Liderada tecnicamente por um Pelé no auge da forma atlética e psicológica, a Seleção venceu todas as suas partidas no México, ganhou a torcida e se consagrou demonstrando um futebol que uniu a arte à eficiência. Mas nada pode ser mais eloquente para definir aquele time do que o próprio time. Seu último gol, marcado pelo capitão Carlos Alberto, resumiu o jogo daquela máquina de praticar futebol.
Aos 41 minutos do segundo tempo, a Itália cobrou lateral no lado esquerdo da Seleção. Tostão correu para assediar o adversário, provando que os atacantes também marcavam. Ao mesmo tempo, Everaldo, solidário, jogou-se de carrinho para retomar a bola. Acossado, o italiano a perdeu. Ela ficou com os zagueiros do Brasil, que trocaram passes rapidamente, até que Clodoaldo recebeu na intermediária de defesa. Quatro italianos o cercavam e se atiraram sobre ele. Que driblou um, dois, três, quatro, levantando a torcida mexicana, um lance de lustro individual, mas de sentido coletivo. Clodoaldo passou para Rivellino na esquerda e ele estendeu para Jairzinho, que estava deslocado naquele lado.

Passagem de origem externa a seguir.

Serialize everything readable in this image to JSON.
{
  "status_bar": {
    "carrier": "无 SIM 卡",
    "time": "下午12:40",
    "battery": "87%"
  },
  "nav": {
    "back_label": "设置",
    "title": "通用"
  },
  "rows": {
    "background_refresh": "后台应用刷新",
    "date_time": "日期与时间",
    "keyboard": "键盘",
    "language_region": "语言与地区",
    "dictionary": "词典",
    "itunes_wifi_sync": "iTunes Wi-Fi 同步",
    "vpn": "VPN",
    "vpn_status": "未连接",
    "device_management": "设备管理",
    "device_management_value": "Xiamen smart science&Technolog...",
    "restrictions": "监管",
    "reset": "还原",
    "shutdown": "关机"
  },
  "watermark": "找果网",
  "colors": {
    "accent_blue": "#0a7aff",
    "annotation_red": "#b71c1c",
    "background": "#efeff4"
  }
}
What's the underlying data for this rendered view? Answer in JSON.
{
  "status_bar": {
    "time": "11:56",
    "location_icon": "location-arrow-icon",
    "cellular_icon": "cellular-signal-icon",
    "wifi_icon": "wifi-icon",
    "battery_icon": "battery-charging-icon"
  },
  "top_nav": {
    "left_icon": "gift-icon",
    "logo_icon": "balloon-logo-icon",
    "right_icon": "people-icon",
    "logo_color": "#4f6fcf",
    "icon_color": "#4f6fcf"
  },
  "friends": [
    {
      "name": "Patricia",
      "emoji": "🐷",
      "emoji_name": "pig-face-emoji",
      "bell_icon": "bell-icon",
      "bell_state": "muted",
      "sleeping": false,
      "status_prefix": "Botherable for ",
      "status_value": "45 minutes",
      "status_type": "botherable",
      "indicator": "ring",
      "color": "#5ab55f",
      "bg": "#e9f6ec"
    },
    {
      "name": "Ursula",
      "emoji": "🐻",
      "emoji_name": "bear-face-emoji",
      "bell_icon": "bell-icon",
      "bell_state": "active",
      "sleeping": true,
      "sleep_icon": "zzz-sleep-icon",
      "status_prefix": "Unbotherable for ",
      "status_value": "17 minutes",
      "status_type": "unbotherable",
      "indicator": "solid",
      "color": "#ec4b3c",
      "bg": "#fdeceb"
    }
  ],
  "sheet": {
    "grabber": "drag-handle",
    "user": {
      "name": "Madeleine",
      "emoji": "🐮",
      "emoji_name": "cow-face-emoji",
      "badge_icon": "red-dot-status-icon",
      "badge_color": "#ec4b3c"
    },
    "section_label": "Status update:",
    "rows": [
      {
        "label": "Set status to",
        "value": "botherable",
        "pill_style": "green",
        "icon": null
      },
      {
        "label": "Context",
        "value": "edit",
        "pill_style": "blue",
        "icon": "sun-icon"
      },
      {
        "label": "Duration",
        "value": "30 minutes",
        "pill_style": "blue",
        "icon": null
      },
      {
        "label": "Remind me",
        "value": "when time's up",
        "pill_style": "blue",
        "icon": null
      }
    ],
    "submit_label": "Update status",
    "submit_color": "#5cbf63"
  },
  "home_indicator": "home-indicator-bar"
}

Esse posicionamento de Jairzinho fazia parte de um plano: Carlos Alberto sabia que puxara a marcação e que teria espaço para avançar pela direita. Foi o que ele fez. Enquanto isso, Jairzinho tocou para Pelé, que, calmamente, como se estivesse passeando, esticou a bola rasteira, mansa, no chamado “ponto futuro”, para Carlos Alberto surgir e mandar a bomba. Golaço.
Uma obra-prima de trabalho em grupo, pensado e treinado e, ao mesmo tempo, de habilidade particular. Coisa de gênio. Ou, antes, de uma reunião de gênios. Da maior reunião de gênios que algum dia calçaram chuteiras para jogar uma partida de futebol.